I consumi di vino biologico raddoppiano negli ultimi 10 anni

Il consumo di vino biologico a livello mondiale è più che raddoppiato negli ultimi 10 anni e rappresenta ora il 3,5% del consumo totale. Tale evoluzione è stata sorretta da una costante espansione della superficie destinata alla viticoltura biologica che nel 2019 (ultimi dati disponibili) valeva poco meno di 470mila ettari, di cui circa 400mila in Europa (11,4% della superficie vitata), continente nel quale Italia, Francia e Spagna si contendono il primato con circa 100mila ettari a testa.

Lo ha ricordato Claudio Ioriatti, dirigente del Centro trasferimento tecnologico della Fondazione Edmund Mach (FEM), introducendo l’incontro dedicato a “Difesa e sostenibilità in viticoltura biologica” che si è tenuto oggi nella sede della Fondazione a San Michele all’Adige (Trento), in collaborazione con il Centro di sperimentazione Laimburg. All’iniziativa hanno partecipato tecnici, esperti, viticoltori e operatori del settore.

Per quanto riguarda la situazione fitosanitaria 2022 nelle aziende biologiche trentine, le infezioni primarie di peronospora, come nel 2021, sono state più aggressive nelle zone tardive e di montagna, mentre quelle secondarie sono state impedite dalla scarsità di precipitazioni. L’oidio è comparso precocemente ma è aumentato significativamente sui testimoni non trattati solo nella seconda metà di luglio. La difesa a base di rame e zolfo consigliata alle aziende viticole bio ha permesso di mantenere grappoli sani per la quasi totalità delle situazioni. Si conferma invece una problematica molto seria la flavescenza dorata. Nei vigneti della FEM, infine, è stata presentata la prova di “curetage”, l’asportazione del legno cariato con piccole motoseghe, eseguendo delle incisioni più o meno profonde nei ceppi di vite. Tecnica che permette di ridurre la manifestazione dei sintomi di mal dell’esca.

Nel corso del focus sono stati inoltre presentati i risultati di alcuni progetti. “Intaviebio” (finanziato dal PSR Friuli-Venezia Giulia) per ridurre l’uso del rame nella viticoltura bio, ha verificato l’efficacia di alcuni sali rameici a diversi dosaggi di applicazione in condizioni controllate di laboratorio. Uno studio sull’”impronta ambientale” in viticoltura (impronta di carbonio, idrica, di azoto, indici di biodiversità e di qualità del suolo), che ha visto la collaborazione scientifica tra FEM e le Università della Campania e della Tuscia, ha dimostrato “come l’uso integrato di tali indici possa aiutare gli agricoltori ad evidenziare la maggiore sostenibilità di buone pratiche, ad esempio la gestione biologica rispetto a quella convenzionale nei vigneti sperimentali della Fondazione”. E’ stato poi illustrato un progetto per la gestione sostenibile che nasce dalla collaborazione tra FEM e le aziende bio Pratello e Mille1 di Padenghe sul Garda, nel Bresciano. Con un approccio multidisciplinare si è puntato al miglioramento dei cicli produttivi mediante l’utilizzo di pratiche agronomiche sostenibili, il mantenimento della fertilità e della biodiversità dei suoli e il potenziamento della resilienza dei sistemi produttivi ai cambiamenti climatici.

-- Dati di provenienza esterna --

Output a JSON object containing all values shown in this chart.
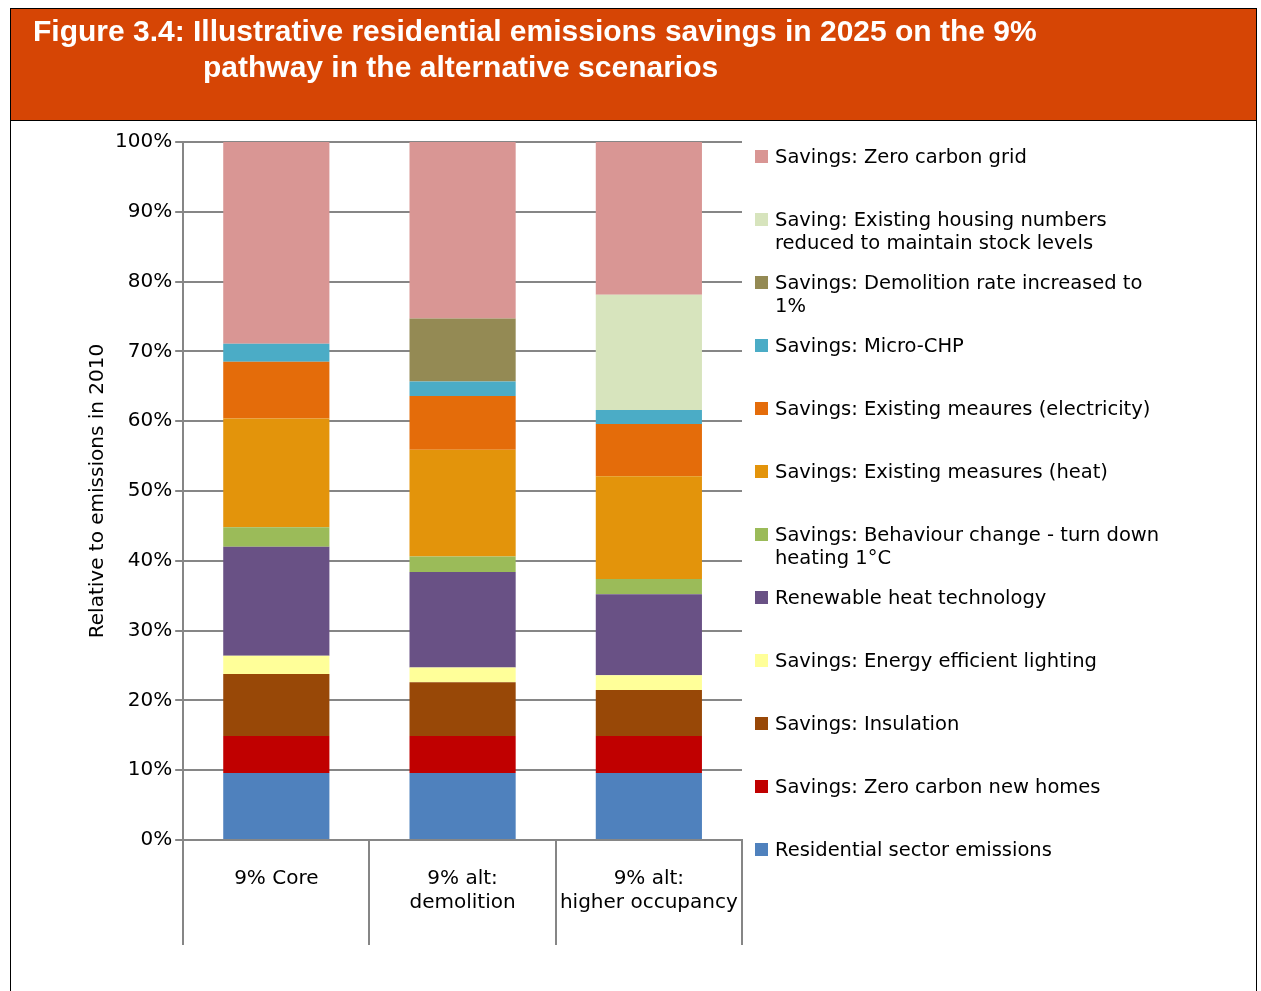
{
  "chart_data": {
    "type": "bar",
    "stacked": true,
    "title": "Figure 3.4: Illustrative residential emissions savings in 2025 on the 9% pathway in the alternative scenarios",
    "ylabel": "Relative to emissions in 2010",
    "categories": [
      "9% Core",
      "9% alt: demolition",
      "9% alt:  higher occupancy"
    ],
    "series": [
      {
        "name": "Residential sector emissions",
        "color": "#4f81bd",
        "values": [
          9.6,
          9.6,
          9.6
        ]
      },
      {
        "name": "Savings: Zero carbon new homes",
        "color": "#c00000",
        "values": [
          5.3,
          5.3,
          5.3
        ]
      },
      {
        "name": "Savings: Insulation",
        "color": "#984807",
        "values": [
          8.9,
          7.7,
          6.6
        ]
      },
      {
        "name": "Savings: Energy efficient lighting",
        "color": "#ffff99",
        "values": [
          2.6,
          2.1,
          2.1
        ]
      },
      {
        "name": "Renewable heat technology",
        "color": "#695185",
        "values": [
          15.6,
          13.7,
          11.6
        ]
      },
      {
        "name": "Savings: Behaviour change - turn down heating 1°C",
        "color": "#9bbb59",
        "values": [
          2.8,
          2.2,
          2.2
        ]
      },
      {
        "name": "Savings: Existing measures (heat)",
        "color": "#e3940b",
        "values": [
          15.6,
          15.3,
          14.7
        ]
      },
      {
        "name": "Savings: Existing meaures (electricity)",
        "color": "#e46c0a",
        "values": [
          8.1,
          7.7,
          7.5
        ]
      },
      {
        "name": "Savings: Micro-CHP",
        "color": "#4bacc6",
        "values": [
          2.6,
          2.1,
          2.0
        ]
      },
      {
        "name": "Savings: Demolition rate increased to 1%",
        "color": "#948a54",
        "values": [
          null,
          9.0,
          null
        ]
      },
      {
        "name": "Saving: Existing housing numbers reduced to maintain stock levels",
        "color": "#d7e4bd",
        "values": [
          null,
          null,
          16.5
        ]
      },
      {
        "name": "Savings: Zero carbon grid",
        "color": "#d99694",
        "values": [
          28.9,
          25.3,
          21.9
        ]
      }
    ],
    "ylim": [
      0,
      100
    ],
    "yticks": [
      {
        "value": 0,
        "label": "0%"
      },
      {
        "value": 10,
        "label": "10%"
      },
      {
        "value": 20,
        "label": "20%"
      },
      {
        "value": 30,
        "label": "30%"
      },
      {
        "value": 40,
        "label": "40%"
      },
      {
        "value": 50,
        "label": "50%"
      },
      {
        "value": 60,
        "label": "60%"
      },
      {
        "value": 70,
        "label": "70%"
      },
      {
        "value": 80,
        "label": "80%"
      },
      {
        "value": 90,
        "label": "90%"
      },
      {
        "value": 100,
        "label": "100%"
      }
    ],
    "grid": "y",
    "legend": "right"
  }
}
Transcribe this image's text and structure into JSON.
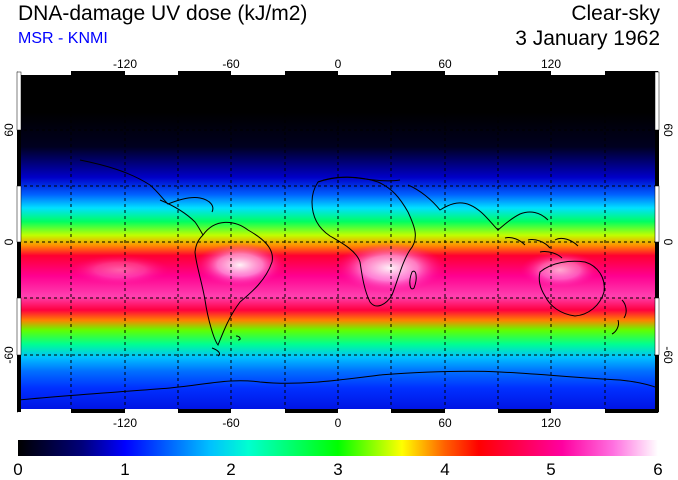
{
  "header": {
    "title": "DNA-damage UV dose (kJ/m2)",
    "source": "MSR - KNMI",
    "sky_condition": "Clear-sky",
    "date": "3 January 1962"
  },
  "map": {
    "longitude_ticks": [
      "-120",
      "-60",
      "0",
      "60",
      "120"
    ],
    "latitude_ticks": [
      "60",
      "0",
      "-60"
    ],
    "gridline_color": "#000000",
    "coastline_color": "#000000"
  },
  "colorbar": {
    "labels": [
      "0",
      "1",
      "2",
      "3",
      "4",
      "5",
      "6"
    ],
    "min": 0,
    "max": 6,
    "stops": [
      "#000000",
      "#0000ff",
      "#00ffff",
      "#00ff00",
      "#ffff00",
      "#ff0000",
      "#ff00ff",
      "#ffffff"
    ]
  }
}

E’ stato valutato inoltre l’effetto del sovescio sulla nutrizione dei vigneti, che ha mostrato il suo contributo nel miglioramento della fertilità chimica e biologica del suolo coadiuvando la mitigazione degli effetti dei cambiamenti climatici.

Va ricordato che il Trentino è fra le regioni italiane con una maggiore incidenza della superficie a vite per uva da vino coltivata con metodo biologico (13,3%): nel 2021 ha raggiunto i 1.368 ettari con un ulteriore incremento di 66 ettari rispetto al 2020 delle superfici certificate biologiche e in conversione.